In december 2011 kreeg verdachte te horen dat de licentieovereenkomst van bedrijfsnaam 1 op korte termijn zou worden beëindigd. Deze licentie betrof ongeveer 85% van de omzet van het bedrijf. Op dat moment was het dus duidelijk voor verdachte, als middellijk directeur en leidinggevende van het bedrijf, dat over een aantal maanden besloten vennootschap 1 nauwelijks meer omzet zou hebben en afstevende op een faillissement. Verdachte heeft dat zelf ook ingezien nu hij heeft verklaard dat hij in januari 2012 een aanvraag bij het UWV had gedaan voor collectief ontslag van zijn personeel.
Uit het dossier is niet naar voren gekomen dat de onttrekkingen een zakelijke achtergrond hadden en dus gerechtvaardigd ten laste van de boedel van besloten vennootschap 1 kwamen.
Welbewust heeft hij geld van de rekening van besloten vennootschap 1 overgeboekt naar rekeningen van besloten vennootschap 2 en een privérekening om beslaglegging te voorkomen.
Feit 2
Verdachte heeft door het creëren van bovengenoemde geldstromen – zeker nu het geld grotendeels via bankrekeningen van derden weer bij verdachte is terechtgekomen - verhullende handelingen verricht. Er is door verdachte geschoven met het door hem aan besloten vennootschap 1 onttrokken geld op een manier die geschikt was het spoor aan de waarneming te onttrekken.
Verdachte heeft geweten dat deze gelden uit misdrijf afkomstig waren: hij heeft de gelden in het zicht van het faillissement onttrokken aan de boedel waarmee hij de rechten van schuldeisers heeft bekort.
Daarmee is de rechtbank van oordeel dat het witwassen van geld wettig en overtuigend is bewezen.
Ten aanzien van feit 1 en 2
Verdachte heeft aangevoerd dat hij de gelden van besloten vennootschap 1 heeft teruggestort aan de nieuwe eigenaar van besloten vennootschap 1 en dat hij door aldus te handelen niets verkeerd heeft gedaan.
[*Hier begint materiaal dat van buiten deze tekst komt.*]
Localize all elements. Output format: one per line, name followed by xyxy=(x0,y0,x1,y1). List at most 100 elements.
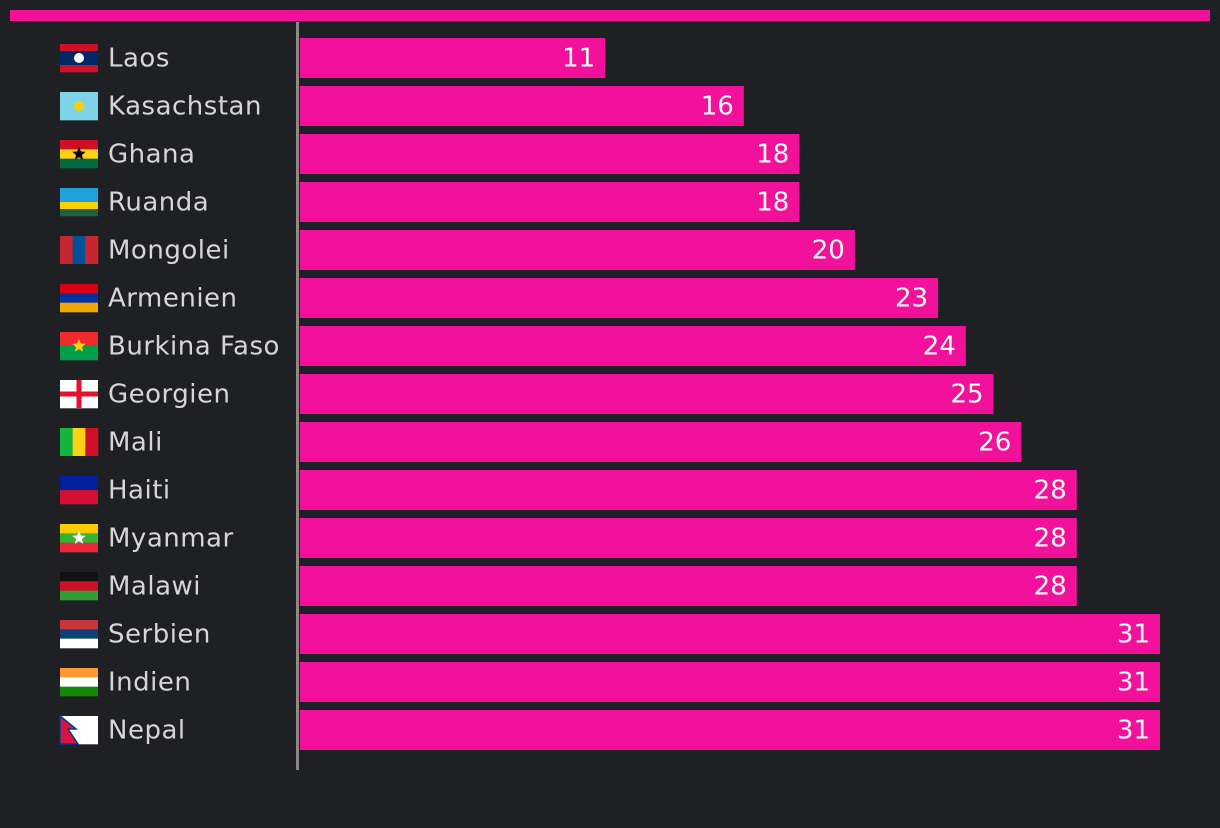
flag-emblem xyxy=(60,391,98,397)
flag xyxy=(60,236,99,264)
flag-stripe xyxy=(60,524,98,534)
top-accent xyxy=(10,10,1210,21)
value-label: 31 xyxy=(1117,716,1150,746)
flag xyxy=(60,620,98,649)
bar xyxy=(300,134,800,174)
flag-stripe xyxy=(85,236,99,264)
category-label: Armenien xyxy=(108,284,238,314)
flag xyxy=(60,140,98,169)
flag-stripe xyxy=(60,284,98,294)
category-label: Haiti xyxy=(108,476,171,506)
flag-stripe xyxy=(60,44,98,52)
category-label: Ghana xyxy=(108,140,195,170)
flag-stripe xyxy=(60,490,98,505)
category-label: Ruanda xyxy=(108,188,209,218)
category-label: Laos xyxy=(108,44,170,74)
category-label: Indien xyxy=(108,668,191,698)
flag-emblem xyxy=(74,101,84,111)
flag xyxy=(60,668,98,697)
value-label: 28 xyxy=(1034,524,1067,554)
bar xyxy=(300,614,1160,654)
flag-stripe xyxy=(60,629,98,639)
category-label: Malawi xyxy=(108,572,201,602)
flag-stripe xyxy=(60,668,98,678)
bar xyxy=(300,278,939,318)
flag-stripe xyxy=(60,302,98,313)
category-label: Serbien xyxy=(108,620,211,650)
flag xyxy=(60,284,98,313)
flag xyxy=(60,572,98,601)
value-label: 11 xyxy=(562,44,595,74)
value-label: 18 xyxy=(756,140,789,170)
category-label: Mongolei xyxy=(108,236,230,266)
flag-emblem xyxy=(72,339,86,352)
flag xyxy=(60,332,98,361)
flag-emblem xyxy=(72,531,86,544)
category-label: Nepal xyxy=(108,716,186,746)
bar xyxy=(300,374,994,414)
bar xyxy=(300,86,744,126)
flag-stripe xyxy=(60,572,98,582)
flag-stripe xyxy=(60,677,98,687)
flag-stripe xyxy=(60,188,98,203)
bar xyxy=(300,38,606,78)
value-label: 25 xyxy=(950,380,983,410)
value-label: 26 xyxy=(978,428,1011,458)
value-label: 16 xyxy=(701,92,734,122)
bar xyxy=(300,566,1077,606)
bar xyxy=(300,470,1077,510)
flag-stripe xyxy=(60,202,98,210)
flag xyxy=(60,380,98,409)
category-label: Burkina Faso xyxy=(108,332,280,362)
flag-emblem xyxy=(74,53,84,63)
flag xyxy=(60,524,98,553)
flag-stripe xyxy=(60,620,98,630)
bar xyxy=(300,422,1022,462)
flag-stripe xyxy=(60,140,98,150)
category-label: Myanmar xyxy=(108,524,234,554)
flag-stripe xyxy=(60,686,98,697)
bar xyxy=(300,518,1077,558)
value-label: 31 xyxy=(1117,620,1150,650)
bar xyxy=(300,326,966,366)
flag-stripe xyxy=(85,428,99,456)
flag xyxy=(60,476,98,505)
value-label: 18 xyxy=(756,188,789,218)
flag-stripe xyxy=(60,476,98,491)
value-label: 24 xyxy=(923,332,956,362)
value-label: 28 xyxy=(1034,476,1067,506)
value-label: 28 xyxy=(1034,572,1067,602)
flag-stripe xyxy=(60,293,98,303)
value-label: 31 xyxy=(1117,668,1150,698)
flag-stripe xyxy=(60,346,98,361)
flag-stripe xyxy=(60,236,73,264)
bar xyxy=(300,662,1160,702)
value-label: 23 xyxy=(895,284,928,314)
category-label: Mali xyxy=(108,428,163,458)
flag xyxy=(60,92,98,121)
flag xyxy=(60,428,99,456)
flag xyxy=(60,44,98,73)
flag-stripe xyxy=(60,158,98,169)
bar xyxy=(300,182,800,222)
bar xyxy=(300,230,855,270)
flag-stripe xyxy=(60,428,73,456)
flag xyxy=(60,188,98,217)
flag-stripe xyxy=(60,65,98,73)
flag-stripe xyxy=(72,236,86,264)
flag-stripe xyxy=(72,428,86,456)
flag-emblem xyxy=(72,147,86,160)
value-label: 20 xyxy=(812,236,845,266)
category-label: Kasachstan xyxy=(108,92,262,122)
flag-stripe xyxy=(60,581,98,591)
flag-stripe xyxy=(60,590,98,601)
flag xyxy=(59,714,98,745)
category-label: Georgien xyxy=(108,380,231,410)
flag-stripe xyxy=(60,209,98,217)
bar xyxy=(300,710,1160,750)
flag-stripe xyxy=(60,638,98,649)
flag-emblem xyxy=(59,714,80,745)
flag-stripe xyxy=(60,542,98,553)
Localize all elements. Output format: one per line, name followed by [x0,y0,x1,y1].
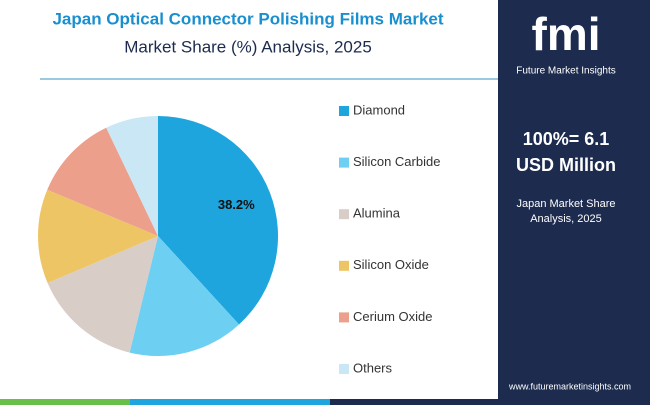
pie-slice [106,116,158,236]
legend-swatch [339,364,349,374]
caption: Analysis, 2025 [530,213,602,225]
legend-label: Diamond [353,102,405,117]
legend-swatch [339,157,349,168]
chart-title: Japan Optical Connector Polishing Films … [52,9,443,28]
plot: 38.2% Diamond Silicon Carbide Alumina Silico… [37,102,440,375]
pie-slice [158,116,278,325]
legend-swatch [339,312,349,323]
pie-slice [129,236,240,356]
legend-label: Silicon Carbide [353,154,440,169]
headline: USD Million [516,155,616,175]
legend-swatch [339,209,349,220]
footer-strip [330,399,498,405]
caption: Japan Market Share [516,198,615,210]
sidebar [498,0,650,405]
pie-slice [47,127,159,236]
headline: 100%= 6.1 [523,129,610,149]
legend-label: Cerium Oxide [353,309,432,324]
logo-caption: Future Market Insights [516,66,615,77]
footer-strip [130,399,330,405]
logo: fmi [532,8,601,60]
website: www.futuremarketinsights.com [508,381,631,391]
pie-slice [37,189,158,283]
chart-subtitle: Market Share (%) Analysis, 2025 [124,37,372,56]
legend-swatch [339,260,349,271]
legend-label: Silicon Oxide [353,257,429,272]
footer-strip [0,399,130,405]
legend-label: Alumina [353,206,401,221]
data-label: 38.2% [218,197,255,212]
legend-swatch [339,106,349,116]
legend-label: Others [353,360,393,375]
pie-slice [47,236,159,353]
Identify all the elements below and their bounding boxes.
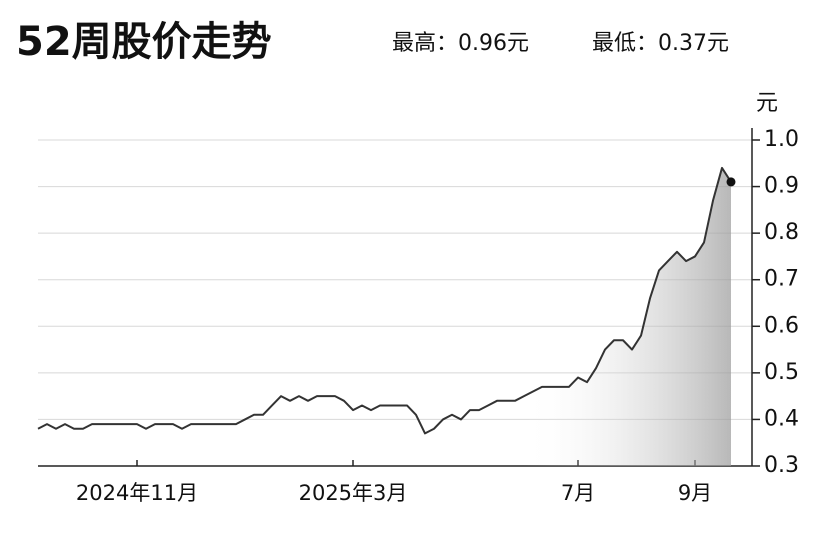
y-tick-label: 0.3 [764, 453, 799, 478]
end-dot [726, 177, 736, 187]
y-unit: 元 [756, 91, 778, 116]
line [37, 166, 732, 435]
y-tick-label: 0.8 [764, 220, 799, 245]
x-tick-label: 2024年11月 [76, 481, 198, 505]
y-tick-label: 0.6 [764, 313, 799, 338]
chart-title: 52周股价走势 [16, 19, 272, 65]
low-label: 最低：0.37元 [592, 31, 729, 56]
x-tick-label: 2025年3月 [299, 481, 408, 505]
y-tick-label: 0.7 [764, 267, 799, 292]
y-tick-label: 0.9 [764, 174, 799, 199]
area [38, 167, 731, 466]
x-tick-label: 7月 [561, 481, 595, 505]
y-tick-label: 1.0 [764, 127, 799, 152]
high-label: 最高：0.96元 [392, 31, 529, 56]
y-tick-label: 0.4 [764, 406, 799, 431]
y-tick-label: 0.5 [764, 360, 799, 385]
x-tick-label: 9月 [678, 481, 712, 505]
Verdachte stelt dat hij is benaderd door een zekere getuige 4. Deze getuige 4, een bedrijvendokter, wilde met besloten vennootschap 1 een doorstart maken, maar alleen als de gelden van besloten vennootschap 1 zouden worden teruggestort. Hiertoe heeft verdachte eerst €25.664,07 van zijn privérekening overgemaakt aan Stichting, waarna Stichting dit bedrag op 27 maart 2012 heeft overgemaakt naar de notaris ten behoeve van de koop van de aandelen in besloten vennootschap 2 door Stichting, het bedrijf dat door getuige 4 getuige 4 werd vertegenwoordigd. Verdachte heeft hierna €25.000 als koopsom voor de aandelen van de notaris terugontvangen. Stichting heeft vervolgens de aandelen in besloten vennootschap 2 (inclusief besloten vennootschap 1) verkocht aan bedrijfsnaam 2. Verdachte heeft hierna €150.000, zijnde het geld van besloten vennootschap 1, overgemaakt naar Stichting ten behoeve van bedrijfsnaam 2, zijnde de nieuwe eigenaar van besloten vennootschap 1, die het geld aan besloten vennootschap 1 zou teruggeven.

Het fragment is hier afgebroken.